Wei Jiang | Giant Anomalous Hall Effect due to Double-Degenerate Quasi Flat Bands

<This video is meant for academic purpose only.>

 

►【International Young Scholar Forum

Title:Giant Anomalous Hall Effect due to Double-Degenerate Quasi Flat Bands   

Time: 10:00 am, March 31st, 2021

Speaker: Dr. Wei Jiang, University of Minnesota

Abstract: 

Weyl semimetal systems are promising candidate to achieve large AHE due to the Berry curvature hotspots near the Weyl nodes. However, the discovery of applicable materials that can harvest these Berry curvature for maximum AHE remains a long-standing goal in this field. We propose a novel approach to achieve giant AHE in materials with flat bands (FBs). FBs are accompanied by small electronic bandwidths, which consequently increases the momentum separation (K) within pair of Weyl points and thus the integrated Berry curvature. Starting from a simple model with a single pair of Weyl nodes, we demonstrated the increase of K and AHE by decreasing bandwidth. It is further expanded to a realistic pyrochlore lattice model with characteristic double degenerated FBs, where we discovered a giant AHE while maximizing the K with nearly vanishing band dispersion of FBs. We identify that such model system can be realized in both pyrochlore and spinel compounds based on first-principles calculations, validating our theoretical model and providing a feasible platform for experimental exploration.

Reference

[1] W. Jiang, D. J. P. De Sousa, J. P. Wang, and T. Low*, Giant Anomalous Hall Effect Due to Double-Degenerate Quasi Flat Bands, arXiv:2009.12890, Phys. Rev. Lett. (Accepted, in production).

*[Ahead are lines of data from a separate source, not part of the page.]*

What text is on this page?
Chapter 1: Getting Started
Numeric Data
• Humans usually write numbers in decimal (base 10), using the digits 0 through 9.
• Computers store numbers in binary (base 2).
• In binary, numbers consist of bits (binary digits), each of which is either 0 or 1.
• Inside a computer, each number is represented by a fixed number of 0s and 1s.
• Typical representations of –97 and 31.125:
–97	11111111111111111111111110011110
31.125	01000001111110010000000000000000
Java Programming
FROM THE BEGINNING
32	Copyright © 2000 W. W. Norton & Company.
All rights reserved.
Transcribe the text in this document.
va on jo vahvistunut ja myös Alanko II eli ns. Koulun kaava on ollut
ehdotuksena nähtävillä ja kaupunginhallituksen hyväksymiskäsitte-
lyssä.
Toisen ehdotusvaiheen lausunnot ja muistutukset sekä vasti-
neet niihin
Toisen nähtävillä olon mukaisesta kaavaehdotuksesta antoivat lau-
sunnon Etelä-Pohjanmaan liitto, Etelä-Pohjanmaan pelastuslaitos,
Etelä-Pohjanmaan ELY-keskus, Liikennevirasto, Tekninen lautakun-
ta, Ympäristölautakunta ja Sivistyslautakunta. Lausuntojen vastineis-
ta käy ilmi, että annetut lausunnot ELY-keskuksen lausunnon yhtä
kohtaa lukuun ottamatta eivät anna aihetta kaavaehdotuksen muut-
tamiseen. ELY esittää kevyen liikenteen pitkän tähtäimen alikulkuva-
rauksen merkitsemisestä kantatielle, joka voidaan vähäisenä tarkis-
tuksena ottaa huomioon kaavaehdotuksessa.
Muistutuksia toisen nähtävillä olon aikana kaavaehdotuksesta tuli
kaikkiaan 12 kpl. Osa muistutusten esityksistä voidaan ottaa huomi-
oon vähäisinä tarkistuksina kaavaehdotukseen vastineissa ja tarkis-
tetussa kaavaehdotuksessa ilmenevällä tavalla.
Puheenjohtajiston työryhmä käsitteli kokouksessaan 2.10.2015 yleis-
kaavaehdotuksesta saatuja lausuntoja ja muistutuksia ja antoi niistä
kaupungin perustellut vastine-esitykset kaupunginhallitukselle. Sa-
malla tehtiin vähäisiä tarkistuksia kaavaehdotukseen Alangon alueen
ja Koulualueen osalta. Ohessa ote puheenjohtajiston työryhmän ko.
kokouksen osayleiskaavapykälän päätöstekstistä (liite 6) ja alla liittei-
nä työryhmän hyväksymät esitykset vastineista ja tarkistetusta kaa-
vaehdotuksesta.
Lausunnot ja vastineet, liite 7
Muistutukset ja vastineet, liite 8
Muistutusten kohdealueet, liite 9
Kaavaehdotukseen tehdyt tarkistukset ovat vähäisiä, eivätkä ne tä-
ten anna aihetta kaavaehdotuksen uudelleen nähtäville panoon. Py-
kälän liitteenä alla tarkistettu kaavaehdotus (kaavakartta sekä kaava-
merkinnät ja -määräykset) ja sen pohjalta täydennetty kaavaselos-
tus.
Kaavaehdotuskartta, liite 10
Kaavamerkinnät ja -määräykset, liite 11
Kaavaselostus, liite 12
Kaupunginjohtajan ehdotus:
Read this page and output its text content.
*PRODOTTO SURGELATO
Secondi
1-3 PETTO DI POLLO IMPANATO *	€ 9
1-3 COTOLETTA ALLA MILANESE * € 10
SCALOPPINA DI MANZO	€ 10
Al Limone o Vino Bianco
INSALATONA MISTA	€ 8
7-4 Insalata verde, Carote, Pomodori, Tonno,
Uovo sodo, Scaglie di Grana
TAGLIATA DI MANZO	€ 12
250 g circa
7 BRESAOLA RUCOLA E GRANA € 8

[2] J. Azadani, W. Jiang*, J. P Wang, and T. Low*, Ferromagnetic phase of the spinel compounds MgV2O4 and its spintronics properties, Phys. Rev. B 102, 155144(2020).

[3] W. Jiang, H. Huang, F. Liu, J. P. Wang, and T. Low*, Magnetic weyl semimetals with diamond structure realized in spinel compounds, Phys. Rev. B 101, 121113(R) (2020).

Brief CV of Dr. Wei Jiang:

Wei Jiang is a material physics scientist, with interests on new materials, novel condensed matter physics, and their potential applications in electronic and spintronic devices based on theoretical modeling. Jiang is currently a Post-doc at the department of Electrical & Computer engineering at the University of Minnesota. Jiang obtained his doctoral degree from the University of Utah in fall 2018 and his bachelor degree from Tongji University in 2013. Jiang has published over 30 peer-reviewed papers in Nat. Commun., PRL, Nano Lett. et al., including an invited book chapter and an invited review in Acc. Chem. Res. about exotic topological states in organic framework material systems.